Ознакомительная версия.
Молодой человек, видимо, растроганный встречей с отцом, такой долгожданной и такой неожиданной, тоже не знал, что делать в эту волнительную минуту. То ли приблизиться к отцу, обнять его, то ли стоять, как стоял и ждать, когда отец выразит свое отношение к его неожиданному появлению. Казалось, сын готов был расплакаться от собственной беспомощности, от неумения выразить нахлынувшие горячей волной чувства.
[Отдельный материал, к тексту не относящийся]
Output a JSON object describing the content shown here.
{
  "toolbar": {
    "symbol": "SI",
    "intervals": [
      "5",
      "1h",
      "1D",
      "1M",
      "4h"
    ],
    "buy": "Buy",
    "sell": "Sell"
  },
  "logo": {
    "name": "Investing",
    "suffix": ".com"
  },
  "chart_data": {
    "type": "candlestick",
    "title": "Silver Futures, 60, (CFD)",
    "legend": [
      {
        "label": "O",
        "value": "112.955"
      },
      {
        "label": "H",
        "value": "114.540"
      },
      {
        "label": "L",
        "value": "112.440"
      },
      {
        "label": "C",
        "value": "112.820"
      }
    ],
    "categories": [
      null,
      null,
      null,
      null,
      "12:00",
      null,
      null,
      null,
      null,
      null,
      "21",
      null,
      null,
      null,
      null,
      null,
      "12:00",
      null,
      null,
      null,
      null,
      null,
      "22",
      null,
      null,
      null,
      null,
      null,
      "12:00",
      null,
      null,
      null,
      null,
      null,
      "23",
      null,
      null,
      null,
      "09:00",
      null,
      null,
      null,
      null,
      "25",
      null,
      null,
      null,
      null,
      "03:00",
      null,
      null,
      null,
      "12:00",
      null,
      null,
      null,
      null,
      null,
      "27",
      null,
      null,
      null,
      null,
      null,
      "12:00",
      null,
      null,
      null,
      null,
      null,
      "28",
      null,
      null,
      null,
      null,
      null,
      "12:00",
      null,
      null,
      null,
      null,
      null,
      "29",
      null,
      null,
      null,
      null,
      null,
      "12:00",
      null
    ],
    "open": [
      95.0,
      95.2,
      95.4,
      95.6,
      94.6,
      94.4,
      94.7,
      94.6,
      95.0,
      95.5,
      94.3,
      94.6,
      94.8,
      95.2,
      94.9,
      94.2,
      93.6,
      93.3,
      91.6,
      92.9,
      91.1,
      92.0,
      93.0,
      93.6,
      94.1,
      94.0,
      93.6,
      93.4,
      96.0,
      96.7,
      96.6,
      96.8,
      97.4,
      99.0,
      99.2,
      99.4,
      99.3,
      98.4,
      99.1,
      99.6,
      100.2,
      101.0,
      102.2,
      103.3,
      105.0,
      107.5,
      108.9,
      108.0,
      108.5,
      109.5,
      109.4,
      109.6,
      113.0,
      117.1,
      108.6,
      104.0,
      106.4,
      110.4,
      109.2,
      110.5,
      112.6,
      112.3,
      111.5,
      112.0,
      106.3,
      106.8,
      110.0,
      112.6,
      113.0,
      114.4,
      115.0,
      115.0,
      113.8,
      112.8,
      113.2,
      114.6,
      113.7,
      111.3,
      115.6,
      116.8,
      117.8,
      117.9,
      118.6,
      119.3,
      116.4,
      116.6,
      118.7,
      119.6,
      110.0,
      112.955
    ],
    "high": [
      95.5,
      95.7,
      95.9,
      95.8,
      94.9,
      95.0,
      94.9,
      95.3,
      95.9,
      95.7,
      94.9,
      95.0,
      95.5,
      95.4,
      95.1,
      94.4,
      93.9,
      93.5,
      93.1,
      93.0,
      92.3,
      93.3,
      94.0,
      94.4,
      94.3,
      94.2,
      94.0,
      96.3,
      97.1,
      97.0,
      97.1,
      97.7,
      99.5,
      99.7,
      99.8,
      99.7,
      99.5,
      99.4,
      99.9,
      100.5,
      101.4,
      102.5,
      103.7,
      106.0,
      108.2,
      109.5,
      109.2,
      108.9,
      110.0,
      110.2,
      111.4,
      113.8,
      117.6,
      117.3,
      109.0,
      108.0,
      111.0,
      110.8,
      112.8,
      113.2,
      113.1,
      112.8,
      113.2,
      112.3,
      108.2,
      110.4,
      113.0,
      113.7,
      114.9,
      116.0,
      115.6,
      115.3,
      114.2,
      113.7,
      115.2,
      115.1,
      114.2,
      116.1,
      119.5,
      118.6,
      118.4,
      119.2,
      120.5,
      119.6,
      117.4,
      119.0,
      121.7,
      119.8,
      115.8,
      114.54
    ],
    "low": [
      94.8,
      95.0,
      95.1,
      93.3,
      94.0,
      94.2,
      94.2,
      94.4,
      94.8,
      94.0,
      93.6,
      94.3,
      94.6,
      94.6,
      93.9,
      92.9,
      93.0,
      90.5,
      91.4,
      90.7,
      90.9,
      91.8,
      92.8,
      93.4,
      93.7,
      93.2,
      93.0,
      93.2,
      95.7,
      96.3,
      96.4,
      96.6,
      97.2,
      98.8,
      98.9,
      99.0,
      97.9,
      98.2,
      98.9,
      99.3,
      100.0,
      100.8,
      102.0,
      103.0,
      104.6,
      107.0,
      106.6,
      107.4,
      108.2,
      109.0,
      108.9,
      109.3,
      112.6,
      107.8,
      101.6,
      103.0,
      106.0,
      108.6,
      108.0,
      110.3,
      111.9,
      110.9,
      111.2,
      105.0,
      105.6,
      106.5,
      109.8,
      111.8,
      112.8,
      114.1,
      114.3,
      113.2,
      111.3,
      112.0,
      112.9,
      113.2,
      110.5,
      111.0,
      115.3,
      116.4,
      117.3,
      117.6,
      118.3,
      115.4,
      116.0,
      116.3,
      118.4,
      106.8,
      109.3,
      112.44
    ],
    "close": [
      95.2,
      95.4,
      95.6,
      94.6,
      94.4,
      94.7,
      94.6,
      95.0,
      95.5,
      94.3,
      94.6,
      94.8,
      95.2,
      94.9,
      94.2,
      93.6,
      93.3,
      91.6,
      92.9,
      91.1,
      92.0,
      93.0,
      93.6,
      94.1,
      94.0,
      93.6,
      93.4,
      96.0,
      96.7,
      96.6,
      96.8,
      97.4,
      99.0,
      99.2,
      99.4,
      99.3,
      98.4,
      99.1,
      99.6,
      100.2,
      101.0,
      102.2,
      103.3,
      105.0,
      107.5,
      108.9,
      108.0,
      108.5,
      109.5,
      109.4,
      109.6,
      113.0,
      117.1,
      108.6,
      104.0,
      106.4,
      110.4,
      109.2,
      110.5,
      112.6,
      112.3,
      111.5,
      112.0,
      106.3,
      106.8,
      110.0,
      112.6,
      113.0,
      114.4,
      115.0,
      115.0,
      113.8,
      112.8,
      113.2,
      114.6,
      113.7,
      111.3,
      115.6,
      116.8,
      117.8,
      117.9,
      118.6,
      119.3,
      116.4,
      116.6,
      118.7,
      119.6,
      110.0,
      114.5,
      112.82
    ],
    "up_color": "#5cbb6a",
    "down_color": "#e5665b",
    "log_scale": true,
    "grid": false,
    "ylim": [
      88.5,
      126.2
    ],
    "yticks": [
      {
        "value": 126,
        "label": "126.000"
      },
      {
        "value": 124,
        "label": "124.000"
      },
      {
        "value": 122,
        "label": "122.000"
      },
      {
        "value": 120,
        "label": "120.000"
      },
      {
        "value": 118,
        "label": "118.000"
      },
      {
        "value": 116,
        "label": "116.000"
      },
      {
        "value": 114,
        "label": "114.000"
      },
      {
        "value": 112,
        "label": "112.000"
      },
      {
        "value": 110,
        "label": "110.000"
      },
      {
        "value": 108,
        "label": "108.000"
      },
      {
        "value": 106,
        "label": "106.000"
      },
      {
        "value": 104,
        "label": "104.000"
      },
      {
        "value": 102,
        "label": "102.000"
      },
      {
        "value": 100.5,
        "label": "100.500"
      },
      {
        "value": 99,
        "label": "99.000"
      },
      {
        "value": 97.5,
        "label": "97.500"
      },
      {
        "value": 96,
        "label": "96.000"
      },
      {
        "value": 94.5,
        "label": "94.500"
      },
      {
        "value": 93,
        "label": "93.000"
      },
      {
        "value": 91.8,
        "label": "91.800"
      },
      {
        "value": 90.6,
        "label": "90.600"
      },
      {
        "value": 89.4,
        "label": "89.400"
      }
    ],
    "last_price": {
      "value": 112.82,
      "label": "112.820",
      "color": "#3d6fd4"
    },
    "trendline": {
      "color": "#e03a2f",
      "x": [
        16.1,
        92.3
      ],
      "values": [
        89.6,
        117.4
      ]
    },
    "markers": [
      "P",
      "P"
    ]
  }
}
Он пригладил ладонью светлые непокорные волосы, шмыгнул красным носом и, сделав новый робкий шаг навстречу отцу, в нерешительности остановился. Мосоловский, испытывая нежданное волнение и замешательство, сумел справиться с чувствами, взял инициативу в свои руки. Он подошел к Виталию, порывисто обнял сына, прижал к себе. Молодой человек ткнулся в щеку Мосоловского мокрым носом.
– Ехал я ехал, – шлепая губами, громко забормотал он прямо в ухо отцу. – Уж ехал, ехал. Такая даль эта Москва, уж такая даль… А я ехал, ехал…
– Ничего, ничего, – Мосоловский, удивленный тем, что вдруг так разволновался, расчувствовался, похлопал сына ладонью по спине и ослабил объятья, отступил назад. – Хорошо, что приехал. Рад видеть тебя. Очень, очень рад. Это хорошо, что ты взял и вот так приехал.
Сын разделял радость встречи. Глаза молодого человека увлажнились, затуманились слезами. Старик Станислав Аркадьевич, с умилением наблюдавший эту трогательную сцену с дивана, кажется, тоже вконец расчувствовался, ненароком смахнул со щеки мутную скупую слезинку. «Вот жизнь, что она с нами делает? – подумал Мосоловский, часто моргая глазами. Вырос сын-то. Вырос человек, без отца, без меня вырос. Тяжелое детство в провинциальном городе, копеечное существование в бедной семье, рядом с истеричной матерью, служба в армии – и никаких перспектив. Но парень возмужал, стал мужчиной. И вот он здесь. И привел Виталия к отцу голос родной крови. Вот он приехал в Москву… Приехал в Москву… «На этом мысль Мосоловского остановилась.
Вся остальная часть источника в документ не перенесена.